Tennessee moves forward

Kickoff lateral play gives Titans stunning 22-16 win over Bills

Wycheck toss ruled legal

Dyson's 75-yard dash foils late Buffalo rally

January 09, 2000|By Ken Murray | Ken Murray,SUN STAFF

NASHVILLE, Tenn. -- Seven years after the most ignominious defeat in franchise history, the Tennessee Titans got even with the Buffalo Bills.

It took a tortured relocation, a stunning revival and one of the most controversial finishes in NFL playoff history, but the Titans finally exorcised the ghost of playoffs past.

It took a 75-yard kickoff return by Kevin Dyson off a razzle-dazzle desperation play to knock the Bills out in the AFC wild-card round, 22-16, before a record crowd of 66,782 yesterday at Adelphia Coliseum.

The franchise's first playoff win since 1991 put the Titans in next week's divisional round with a 14-3 record and five straight wins. They'll play at Jacksonville or Indianapolis, pending the outcome of today's wild-card game between the Miami Dolphins and Seattle Seahawks.

The ultimate irony in yesterday's bizarre finish was that it came seven years after the Titans -- then the Houston Oilers -- blew a 35-3 lead to the Bills and dropped a 41-38 overtime decision in Buffalo.

Payback was surreal. It was Buffalo, depleted by injuries and playing a quarterback who had started only one game all season, taking a 16-15 lead with 16 seconds left on a 41-yard field goal by Steve Christie.

But on the ensuing kickoff, the Titans resorted to the kind of gadgetry that almost never works. This time it did.

The play was called "Home Run Throwback."

Lorenzo Neal fielded Christie's short, high kickoff at the 24, ran right for 1 yard and lateralled to Frank Wycheck.

Wycheck pulled up, then threw an overhand pass to Dyson along the sideline.
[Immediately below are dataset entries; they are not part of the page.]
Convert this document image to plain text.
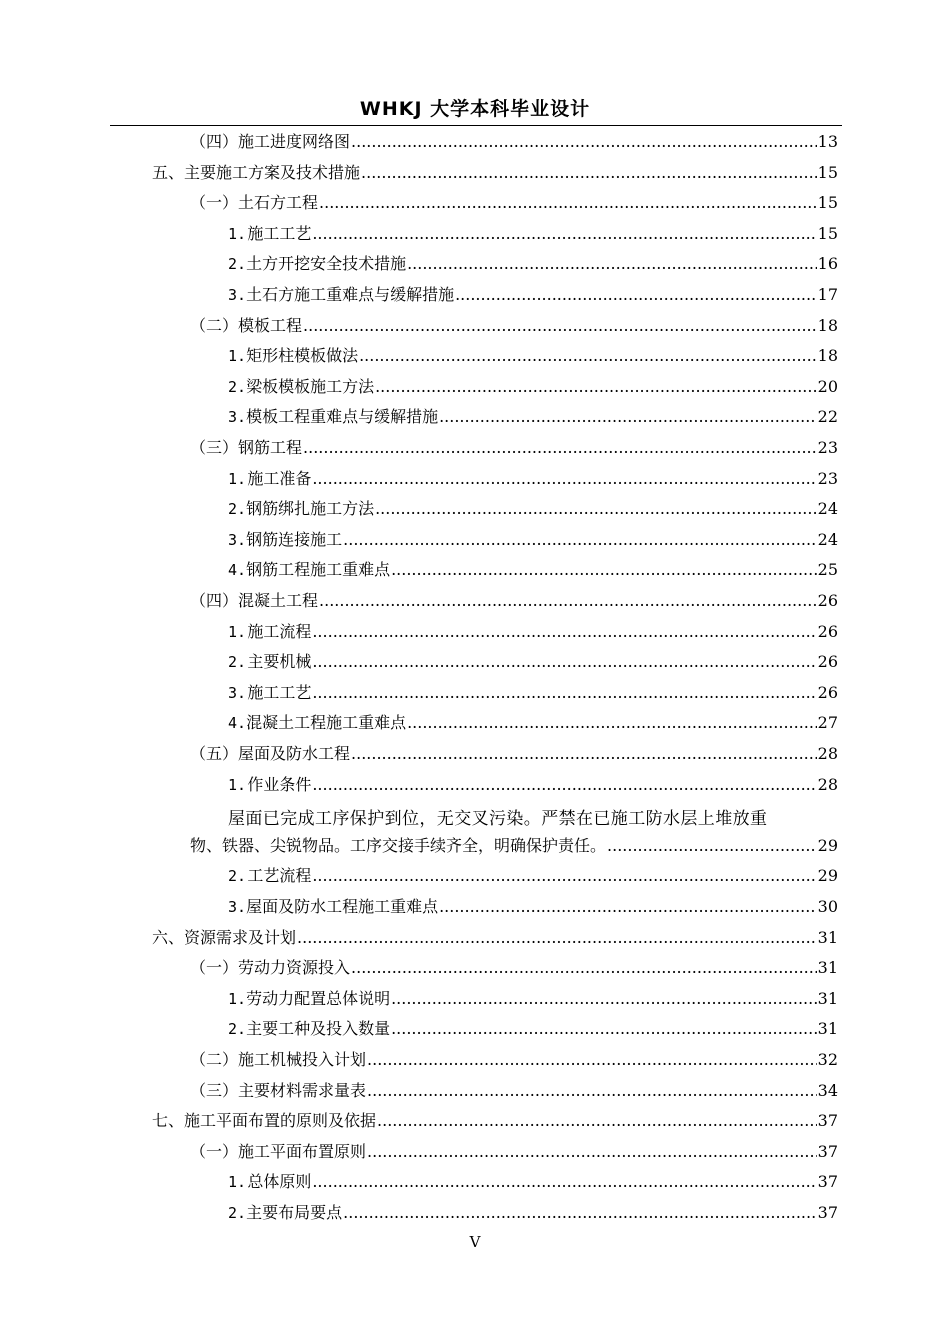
WHKJ 大学本科毕业设计
（四） 施工进度网络图 .....	13
五、 主要施工方案及技术措施 .....	15
（一） 土石方工程 .....	15
1. 施工工艺 .....	15
2. 土方开挖安全技术措施 .....	16
3. 土石方施工重难点与缓解措施 .....	17
（二） 模板工程 .....	18
1. 矩形柱模板做法 .....	18
2. 梁板模板施工方法 .....	20
3. 模板工程重难点与缓解措施 .....	22
（三） 钢筋工程 .....	23
1. 施工准备 .....	23
2. 钢筋绑扎施工方法 .....	24
3. 钢筋连接施工 .....	24
4. 钢筋工程施工重难点 .....	25
（四） 混凝土工程 .....	26
1. 施工流程 .....	26
2. 主要机械 .....	26
3. 施工工艺 .....	26
4. 混凝土工程施工重难点 .....	27
（五） 屋面及防水工程 .....	28
1. 作业条件 .....	28
屋面已完成工序保护到位，无交叉污染。严禁在已施工防水层上堆放重
物、铁器、尖锐物品。工序交接手续齐全，明确保护责任。 .....	29
2. 工艺流程 .....	29
3. 屋面及防水工程施工重难点 .....	30
六、 资源需求及计划 .....	31
（一） 劳动力资源投入 .....	31
1. 劳动力配置总体说明 .....	31
2. 主要工种及投入数量 .....	31
（二） 施工机械投入计划 .....	32
（三） 主要材料需求量表 .....	34
七、 施工平面布置的原则及依据 .....	37
（一） 施工平面布置原则 .....	37
1. 总体原则 .....	37
2. 主要布局要点 .....	37
V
Behind a caravan of blockers, Dyson ran untouched down the sideline. The last man with a shot at him was Christie, and the kicker never got close.

"The only thing left was the kicker," Dyson said. "If I can't beat the kicker, I shouldn't be in the NFL."

The play never should have happened for another reason, however. The lateral from Wycheck to Dyson was dangerously close to being a forward pass that would have negated the run.

While both teams stood in suspended animation, referee Phil Luckett reviewed the play on the sideline TV monitor. He returned to the field to announce the touchdown stood as called.

Later, Luckett defended the call of line judge Byron Boston.

"The line judge's initial ruling was that it was not a forward pass," he said. "We went to the instant replay. Taking from where the pass left the passer's hand right on that yard line, the receiver catches it right there on that yard line [the 25-yard line]. It did not appear to be a forward pass, therefore it is not a foul."

For the second year in a row, the Bills (11-6) were victimized in a wild-card loss by questionable officiating. A year ago, they lost to the Miami Dolphins after a suspect goal-line call.

Yesterday was more of the same. In the first half, officials refused to review a seeming catch by Peerless Price that would have prolonged a drive, but took more than five minutes to overturn another call to give Tennessee a first down. The Titans eventually got a field goal on that drive.

The Bills were too stunned to argue about the game-turning play.

"He caught that ball, but I really can't say where he was at," said Bills quarterback Rob Johnson, who replaced a demoted Doug Flutie for the second straight game. "I hope all their calls were right."

The Titans insisted the kickoff return was.

"I knew I got back," Dyson said. "I made sure I got back."

Dyson wasn't supposed to be on the field for the return. He had not returned a kickoff for the Titans in two years.

But Derrick Mason -- the man who practiced taking the lateral -- had a concussion and was out of the game.

"I was lining up and they're still explaining it," said Dyson, a first-round pick in 1998. "I thought it was going the other way and Ike [Isaac Byrd] said no, it was coming left."

The play was designed by special team coach Alan Lowry, and the Titans practice it once a week, the day before a game.

"You never think you'll actually use it in a game," said Wycheck, a former Maryland star. "But you've got to have it in there."

The Titans expected a squib kick from Christie, but got a pooch kick instead.

"In practice we always run it and the defense knows what we're doing, and it works," said Neal. "Unbelievable."

"But," said Wycheck, "we're not doing it against live competition.

"I've never made a bad throw [in practice]. I've got to get it to him. I can't bounce it. I catch it, sell it, throw it."

One play made up for an afternoon of nondescript offense. The Titans played a conservative field-position game, and turned Eddie George loose on the No. 1 defense in the NFL.

George rushed for 106 yards, averaging 3.7 a carry, while quarterback Steve McNair's passing game went short and flat.

McNair completed 13 of 24 passes for only 76 yards and one interception. He scored Tennessee's only offensive touchdown on a 1-yard bootleg in the second quarter.